Figure 1 shows the lamb export volumes for 2017 sitting at 49% above the seasonal five year average levels for this quarter. Volumes increased again for March to 4,477 tonnes swt, just shy of the record high in June 2016. This is deviating from the usual March drop that occurs towards the seasonal trough.

The story for sheep exports to China tells a completely different tale in Figure 2. The total volume exported over the first quarter of 2017 was nearly half of that two years ago, begging the question, is China’s appetite for sheep meat changing or are relative price differentials between lamb and sheep encouraging the shift?

To delve a little deeper into the question, in Figure 3 we have lined up the change in mutton and lamb export volumes from 2015 to 2017 for the season so far. Interestingly, we can see that where mutton volume has dropped off very closely aligns with increases in lamb consignments. Particularly in the months of January and March, there is a near exact shift in volumes from the one sheep meat to the other.

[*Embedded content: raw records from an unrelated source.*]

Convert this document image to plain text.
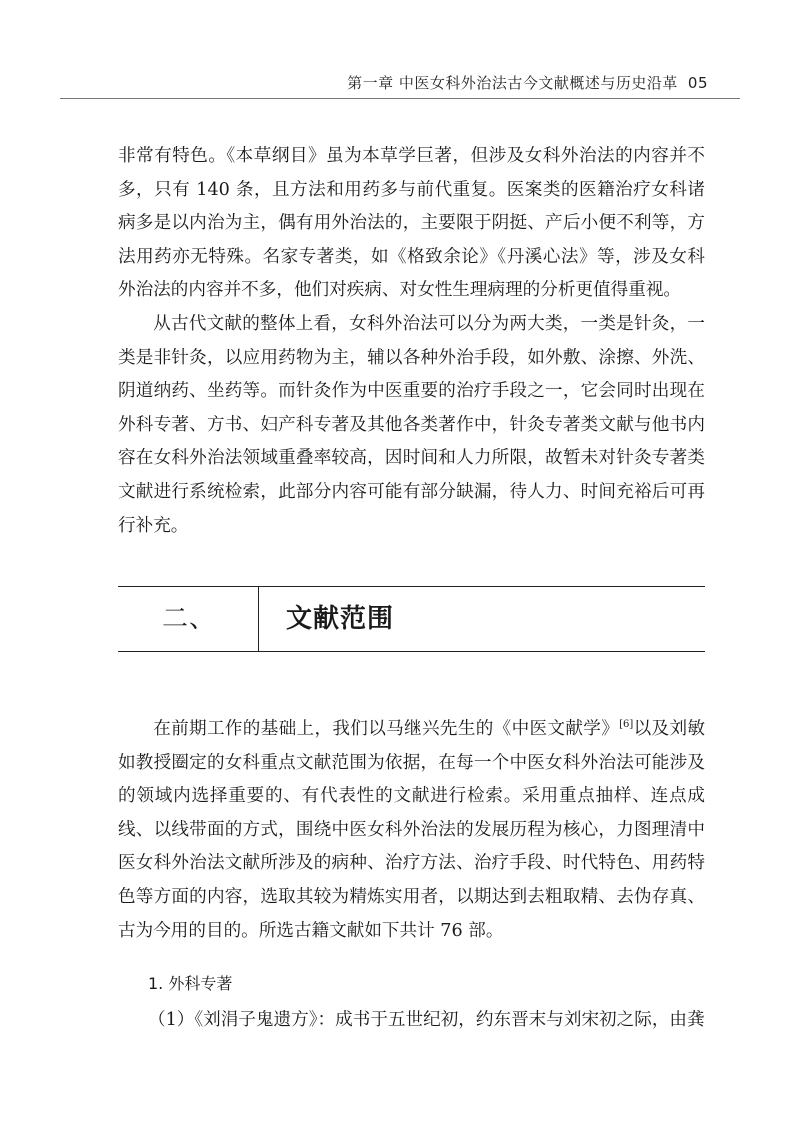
第一章 中医女科外治法古今文献概述与历史沿革 05

非常有特色。《本草纲目》虽为本草学巨著，但涉及女科外治法的内容并不多，只有 140 条，且方法和用药多与前代重复。医案类的医籍治疗女科诸病多是以内治为主，偶有用外治法的，主要限于阴挺、产后小便不利等，方法用药亦无特殊。名家专著类，如《格致余论》《丹溪心法》等，涉及女科外治法的内容并不多，他们对疾病、对女性生理病理的分析更值得重视。

从古代文献的整体上看，女科外治法可以分为两大类，一类是针灸，一类是非针灸，以应用药物为主，辅以各种外治手段，如外敷、涂擦、外洗、阴道纳药、坐药等。而针灸作为中医重要的治疗手段之一，它会同时出现在外科专著、方书、妇产科专著及其他各类著作中，针灸专著类文献与他书内容在女科外治法领域重叠率较高，因时间和人力所限，故暂未对针灸专著类文献进行系统检索，此部分内容可能有部分缺漏，待人力、时间充裕后可再行补充。

二、	文献范围

在前期工作的基础上，我们以马继兴先生的《中医文献学》[6]以及刘敏如教授圈定的女科重点文献范围为依据，在每一个中医女科外治法可能涉及的领域内选择重要的、有代表性的文献进行检索。采用重点抽样、连点成线、以线带面的方式，围绕中医女科外治法的发展历程为核心，力图理清中医女科外治法文献所涉及的病种、治疗方法、治疗手段、时代特色、用药特色等方面的内容，选取其较为精炼实用者，以期达到去粗取精、去伪存真、古为今用的目的。所选古籍文献如下共计 76 部。

1. 外科专著
（1）《刘涓子鬼遗方》：成书于五世纪初，约东晋末与刘宋初之际，由龚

Chinese consumers have always had a strong affinity to lamb, however, it’s likely that the demand will only continue to rise with the changing demographic. The growing middle/upper income class and open food culture of the younger population is prompting a shift in taste towards ‘premium’ import meats. Where historically cheap proteins for the hot pot were in high demand, the ‘foodie factor’ is taking over, with consumers in China willing to pay a premium for quality and a sense of superiority on their fork.

What does this mean?

Our current sheep meat export prices may also be playing a part in the changing trade trends within China. Over the last season, the basis of the spread between mutton and lamb has narrowed significantly. In 2015, we had the price of mutton at around 50% of lamb but now we’re seeing the mutton price close in.

The NMI is even fighting against the typical seasonal drop, so far holding steady and still close to record highs of 2011. It could be that the reducing price differential between mutton and lamb is also encouraging the shift in consumption choice towards the premium meat as Chinese consumers are more willing to buy for quality.